Hazlewood, for one, does not boast the greatest of T20I records - in 7 matches, he’s picked up just 8 wickets at an economy of 9.60 - but it is to be noted that he last featured in a 20-over game for Australia way back in March 2016; in other words, Hazlewood last played a T20I for Australia 1428 days ago. In the meantime, he’s accounted for 171 scalps in international cricket, picked up 46 ODI wickets in just 28 matches, transformed into one of the best red-ball bowlers in the world, helped his country retain the Ashes and delivered his franchise their first BBL title in over eight years. He has, in short, evolved and matured as both a cricketer and a bowler.
That he’s been starved of an opportunity, for four long years, to prove his worth in the format is a tragedy. But more than ever, Hazlewood, as of this moment, is now making all the right noises and it might just be in Australia’s best interests to cash in on him. ‘Strike while the iron is hot’, as the famous saying goes.
Take the recently-concluded edition of the BBL for example: It was the New South Welshman’s first appearance in the tournament in over five years and yet, he slotted into the team seamlessly and, in fact, bowled his side to the title. He adhered to a more conservative approach - not defensive, rather, just no-nonsense bowling - and reaped rich rewards for the same. Hazlewood ended the season with 5 wickets to his name in 5 matches, but they came at a scarcely believable economy rate of 6.22 - the best for any pacer in the tournament to have bowled a minimum of 15 overs. His economy rate of 6.22 was, in fact, considerably better than that of his competitors Kane Richardson (6.99), Jhye Richardson (7.07) and Sean Abbott (7.30).
The attributes he brings to the table - none more so than the control and consistency to go along with his versatility - in a way, complete the Australian bowling attack which already comprises three attacking options in the form of Mitchell Starc, Pat Cummins and Adam Zampa. The inability of third seamer to be versatile has also been the team’s Achilles heel over the course of the last 18 months in T20 cricket. Hazlewood’s inclusion, in many ways, would solve this, for he can take the new ball, bowl in the middle overs and at the death, as he’d shown in the BBL.
For all the talent his competitors - be it the Richardson(s) or the Abbott - possess, it goes unsaid that the trio fall a tier below the class of both Starc and Cummins. With the WT20 beckoning, perhaps, the management should look in the mirror and ask themselves the question - do they really need to leave the door open for opponents to pounce on a weak-link in the bowling line-up, or would they rather reinforce it with someone who has unfinished business in the team; someone who’s fit, raring and ready to go and has ‘been there, done that’.
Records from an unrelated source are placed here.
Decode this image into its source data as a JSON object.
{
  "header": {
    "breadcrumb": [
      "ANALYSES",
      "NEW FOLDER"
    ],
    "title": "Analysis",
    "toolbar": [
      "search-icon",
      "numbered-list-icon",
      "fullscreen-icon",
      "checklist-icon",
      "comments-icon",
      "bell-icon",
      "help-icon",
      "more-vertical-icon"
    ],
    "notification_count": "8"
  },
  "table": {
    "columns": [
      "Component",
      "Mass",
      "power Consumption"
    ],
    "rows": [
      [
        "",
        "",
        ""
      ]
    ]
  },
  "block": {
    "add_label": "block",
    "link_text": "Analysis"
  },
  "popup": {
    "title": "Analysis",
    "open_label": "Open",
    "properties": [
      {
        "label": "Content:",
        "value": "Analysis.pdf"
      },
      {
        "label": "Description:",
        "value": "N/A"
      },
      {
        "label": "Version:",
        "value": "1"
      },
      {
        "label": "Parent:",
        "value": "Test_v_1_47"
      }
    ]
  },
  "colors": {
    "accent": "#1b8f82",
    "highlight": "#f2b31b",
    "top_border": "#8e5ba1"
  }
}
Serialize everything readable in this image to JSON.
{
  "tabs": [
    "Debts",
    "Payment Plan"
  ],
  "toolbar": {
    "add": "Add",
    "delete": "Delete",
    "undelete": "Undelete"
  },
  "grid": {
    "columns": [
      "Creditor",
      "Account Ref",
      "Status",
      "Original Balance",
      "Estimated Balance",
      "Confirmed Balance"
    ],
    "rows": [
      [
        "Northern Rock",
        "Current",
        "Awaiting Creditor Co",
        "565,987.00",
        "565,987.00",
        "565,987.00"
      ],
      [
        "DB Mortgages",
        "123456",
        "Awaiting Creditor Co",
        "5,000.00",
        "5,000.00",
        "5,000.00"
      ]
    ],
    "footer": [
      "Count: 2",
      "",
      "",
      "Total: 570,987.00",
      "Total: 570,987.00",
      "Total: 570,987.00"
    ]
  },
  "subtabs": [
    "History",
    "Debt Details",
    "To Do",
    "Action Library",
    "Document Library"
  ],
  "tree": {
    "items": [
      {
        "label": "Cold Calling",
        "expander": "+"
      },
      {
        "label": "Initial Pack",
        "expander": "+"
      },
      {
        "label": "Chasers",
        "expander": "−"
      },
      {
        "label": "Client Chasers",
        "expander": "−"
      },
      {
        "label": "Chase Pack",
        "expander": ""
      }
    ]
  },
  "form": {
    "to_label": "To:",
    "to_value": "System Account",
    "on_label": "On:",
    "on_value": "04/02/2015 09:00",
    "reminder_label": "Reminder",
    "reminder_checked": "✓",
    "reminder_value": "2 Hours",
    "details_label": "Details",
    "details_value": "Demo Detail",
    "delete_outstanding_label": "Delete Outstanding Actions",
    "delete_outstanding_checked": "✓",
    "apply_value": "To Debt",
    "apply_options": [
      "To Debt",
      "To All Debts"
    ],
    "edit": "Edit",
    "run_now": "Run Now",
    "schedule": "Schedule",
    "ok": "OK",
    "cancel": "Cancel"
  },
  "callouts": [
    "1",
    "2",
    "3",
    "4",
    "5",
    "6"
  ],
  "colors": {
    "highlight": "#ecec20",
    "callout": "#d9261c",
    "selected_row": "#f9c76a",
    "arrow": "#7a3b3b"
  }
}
With no less than eight months left for the World T20 and with all but one Test series - against Bangladesh - scheduled between now and the global showdown, it would make all the sense in the world for Australia to reintegrate Hazlewood into the T20I setup - now more than ever. It took the team seven games to figure out their third seamer in the 2019 World Cup before they settled down on Jason Behrendorff, but this time around, in the WT20, the window for experimentation will be shorter and the margin for error will be lesser. The World T20 title has evaded Australia for thirteen long years, but perhaps their best shot at clinching the title might be to field a certain Josh Reginald Hazlewood in the XI.